Прыжок за борт. Конец рабства. Морские повести и рассказы - Джозеф Конрад 6 стр.


Вид этого старого Джонса, вытирающего лысую голову красным бумажным платком, тоскливое тявканье собаки, грязь, каюта, засиженная мухами - ковчег воспоминаний об умершем, - все это набрасывало вуаль невыразимо жалкого пафоса на памятную фигуру Брайерли: посмертное мщение судьбы за эту веру в его собственное великолепие; эта вера почти обманула жизнь со всеми ее повседневными ужасами. Почти. А может быть, и вполне. Кто знает, с какой лестной для него точки зрения оценивал он собственное самоубийство.

- Капитан Марлоу, как вы думаете, почему он покончил с собой? - спросил Джонс, сжимая ладони. - Почему?
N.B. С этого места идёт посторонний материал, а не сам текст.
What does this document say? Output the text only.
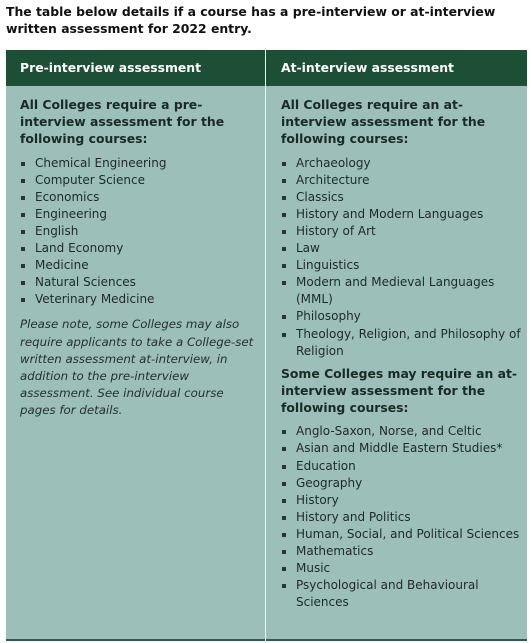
The table below details if a course has a pre-interview or at-interview written assessment for 2022 entry.
Pre-interview assessment	At-interview assessment
All Colleges require a pre-interview assessment for the following courses:
Chemical Engineering
Computer Science
Economics
Engineering
English
Land Economy
Medicine
Natural Sciences
Veterinary Medicine
Please note, some Colleges may also require applicants to take a College-set written assessment at-interview, in addition to the pre-interview assessment. See individual course pages for details.
All Colleges require an at-interview assessment for the following courses:
Archaeology
Architecture
Classics
History and Modern Languages
History of Art
Law
Linguistics
Modern and Medieval Languages (MML)
Philosophy
Theology, Religion, and Philosophy of Religion
Some Colleges may require an at-interview assessment for the following courses:
Anglo-Saxon, Norse, and Celtic
Asian and Middle Eastern Studies*
Education
Geography
History
History and Politics
Human, Social, and Political Sciences
Mathematics
Music
Psychological and Behavioural Sciences
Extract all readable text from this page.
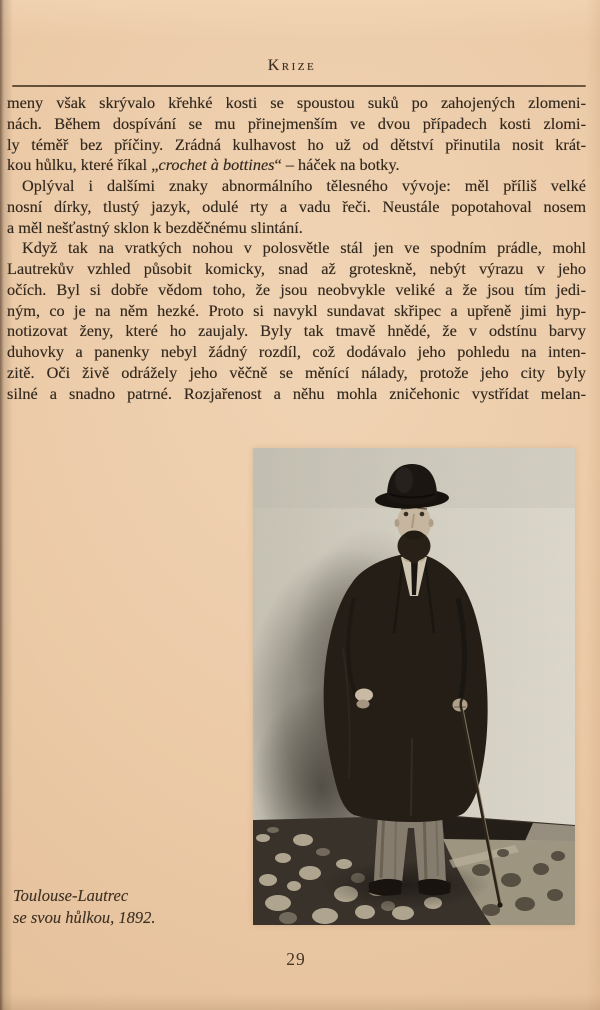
Krize
meny však skrývalo křehké kosti se spoustou suků po zahojených zlomeni-
nách. Během dospívání se mu přinejmenším ve dvou případech kosti zlomi-
ly téměř bez příčiny. Zrádná kulhavost ho už od dětství přinutila nosit krát-
kou hůlku, které říkal „crochet à bottines“ – háček na botky.
Oplýval i dalšími znaky abnormálního tělesného vývoje: měl příliš velké
nosní dírky, tlustý jazyk, odulé rty a vadu řeči. Neustále popotahoval nosem
a měl nešťastný sklon k bezděčnému slintání.
Když tak na vratkých nohou v polosvětle stál jen ve spodním prádle, mohl
Lautrekův vzhled působit komicky, snad až groteskně, nebýt výrazu v jeho
očích. Byl si dobře vědom toho, že jsou neobvykle veliké a že jsou tím jedi-
ným, co je na něm hezké. Proto si navykl sundavat skřipec a upřeně jimi hyp-
notizovat ženy, které ho zaujaly. Byly tak tmavě hnědé, že v odstínu barvy
duhovky a panenky nebyl žádný rozdíl, což dodávalo jeho pohledu na inten-
zitě. Oči živě odrážely jeho věčně se měnící nálady, protože jeho city byly
silné a snadno patrné. Rozjařenost a něhu mohla zničehonic vystřídat melan-
Toulouse-Lautrec
se svou hůlkou, 1892.
29
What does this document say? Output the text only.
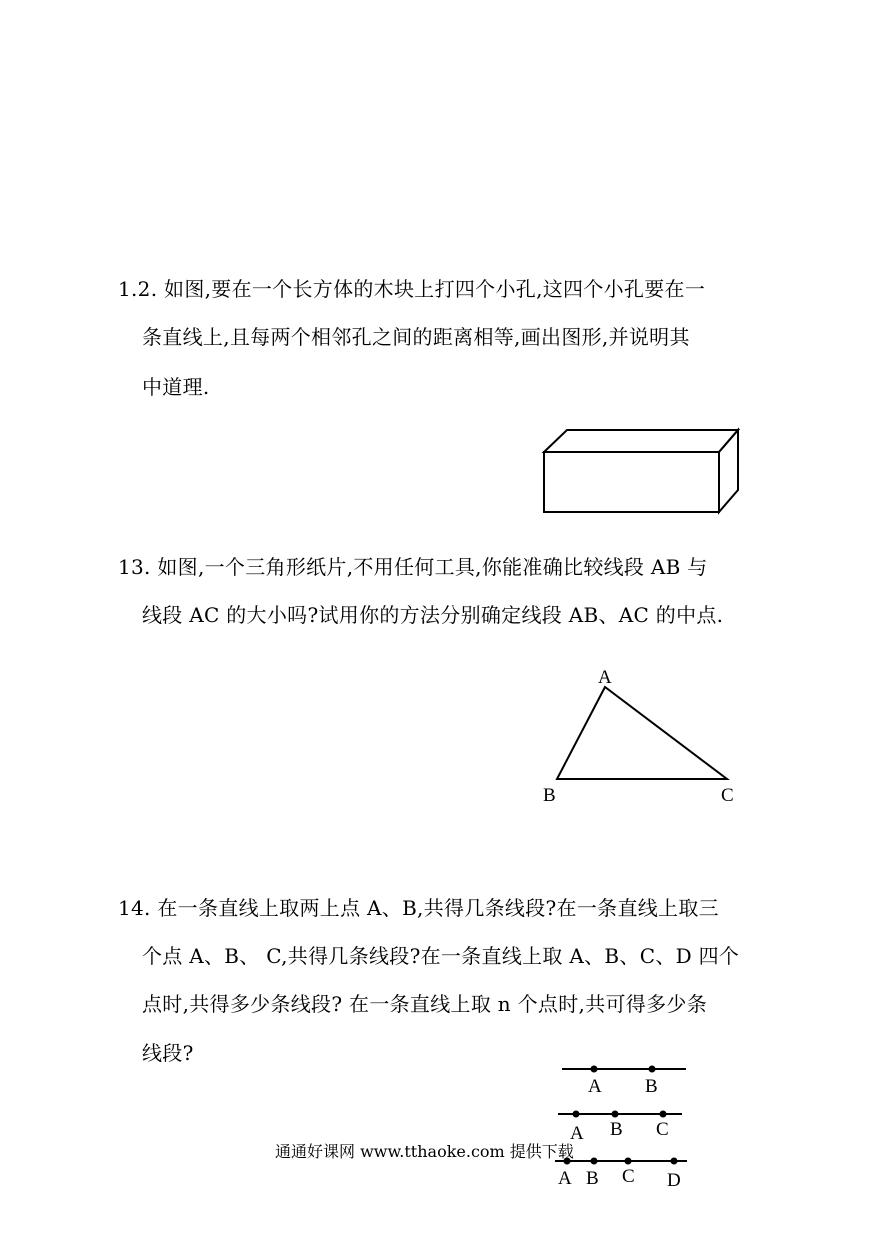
1.2. 如图,要在一个长方体的木块上打四个小孔,这四个小孔要在一
条直线上,且每两个相邻孔之间的距离相等,画出图形,并说明其
中道理.
A
B	C
A B
A B C
A B C D
13. 如图,一个三角形纸片,不用任何工具,你能准确比较线段 AB 与
线段 AC 的大小吗?试用你的方法分别确定线段 AB、AC 的中点.
14. 在一条直线上取两上点 A、B,共得几条线段?在一条直线上取三
个点 A、B、 C,共得几条线段?在一条直线上取 A、B、C、D 四个
点时,共得多少条线段? 在一条直线上取 n 个点时,共可得多少条
线段?
通通好课网 www.tthaoke.com 提供下载
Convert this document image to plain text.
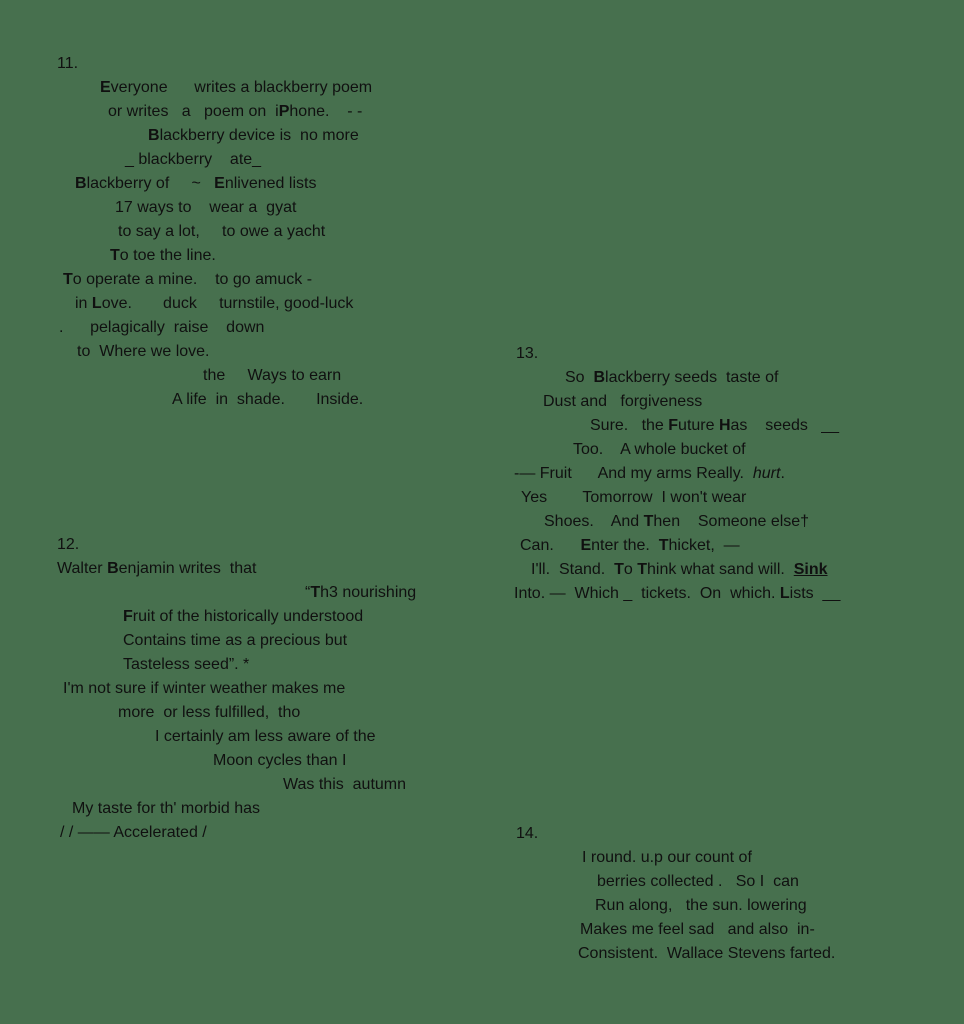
11.
Everyone      writes a blackberry poem
or writes   a   poem on  iPhone.    - -
Blackberry device is  no more
_ blackberry    ate_
Blackberry of     ~   Enlivened lists
17 ways to    wear a  gyat
to say a lot,     to owe a yacht
To toe the line.
To operate a mine.    to go amuck -
in Love.       duck     turnstile, good-luck
.      pelagically  raise    down
to  Where we love.
the     Ways to earn
A life  in  shade.       Inside.
12.
Walter Benjamin writes  that
“Th3 nourishing
Fruit of the historically understood
Contains time as a precious but
Tasteless seed”. *
I'm not sure if winter weather makes me
more  or less fulfilled,  tho
I certainly am less aware of the
Moon cycles than I
Was this  autumn
My taste for th' morbid has
/ / —— Accelerated /
13.
So  Blackberry seeds  taste of
Dust and   forgiveness
Sure.   the Future Has    seeds   __
Too.    A whole bucket of
-— Fruit      And my arms Really.  hurt.
Yes        Tomorrow  I won't wear
Shoes.    And Then    Someone else†
Can.      Enter the.  Thicket,  —
I'll.  Stand.  To Think what sand will.  Sink
Into. —  Which _  tickets.  On  which. Lists  __
14.
I round. u.p our count of
berries collected .   So I  can
Run along,   the sun. lowering
Makes me feel sad   and also  in-
Consistent.  Wallace Stevens farted.
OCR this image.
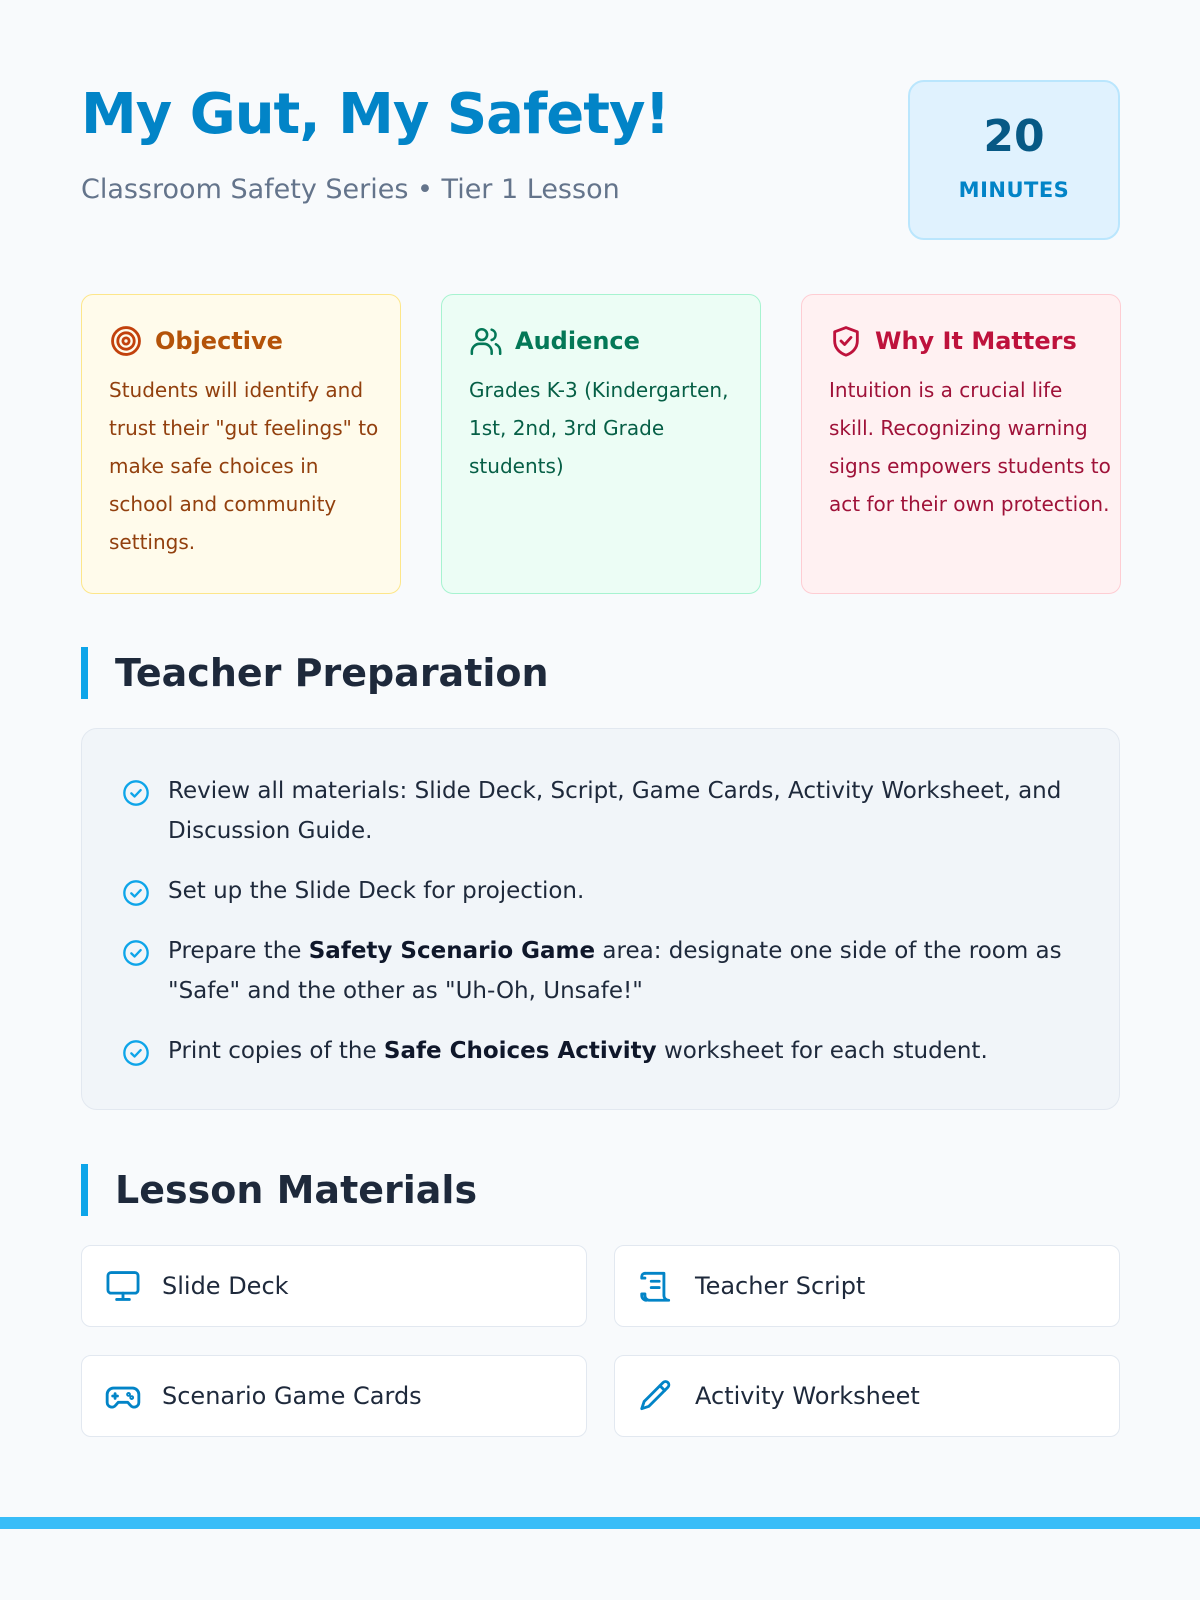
My Gut, My Safety!
Classroom Safety Series • Tier 1 Lesson
20
MINUTES
Objective
Students will identify and trust their "gut feelings" to make safe choices in school and community settings.
Audience
Grades K-3 (Kindergarten, 1st, 2nd, 3rd Grade students)
Why It Matters
Intuition is a crucial life skill. Recognizing warning signs empowers students to act for their own protection.
Teacher Preparation
Review all materials: Slide Deck, Script, Game Cards, Activity Worksheet, and Discussion Guide.
Set up the Slide Deck for projection.
Prepare the Safety Scenario Game area: designate one side of the room as "Safe" and the other as "Uh-Oh, Unsafe!"
Print copies of the Safe Choices Activity worksheet for each student.
Lesson Materials
Slide Deck	Teacher Script
Scenario Game Cards	Activity Worksheet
Это выше моего понимания, - Он ударил себя по низкому морщинистому лбу. - Если бы он был беден, стар, влез в долги… неудачник… или сошел с ума… Но, уж поверьте мне, он был не из тех, что сходят с ума! Чего помощник не знает о своем капитане, того и жать не стоит. Молодой, здоровый, с достатком, никаких забот… Вот сижу я здесь иногда и думаю, думаю, пока в голове у меня не зашумит. Ведь была же какая-нибудь причина…

- Можете быть уверены, капитан Джонс, - сказал я, - причина была не из тех, что могут нас с вами потревожить.

И здесь словно что-то осенило бедного Джонса: в конце беседы старик произнес слова, поражающие своей глубиной. Он высморкался, печально закивал мне головой и сказал:

- Да, да. Ни вы, ни я, сэр, никогда столько о себе не думали.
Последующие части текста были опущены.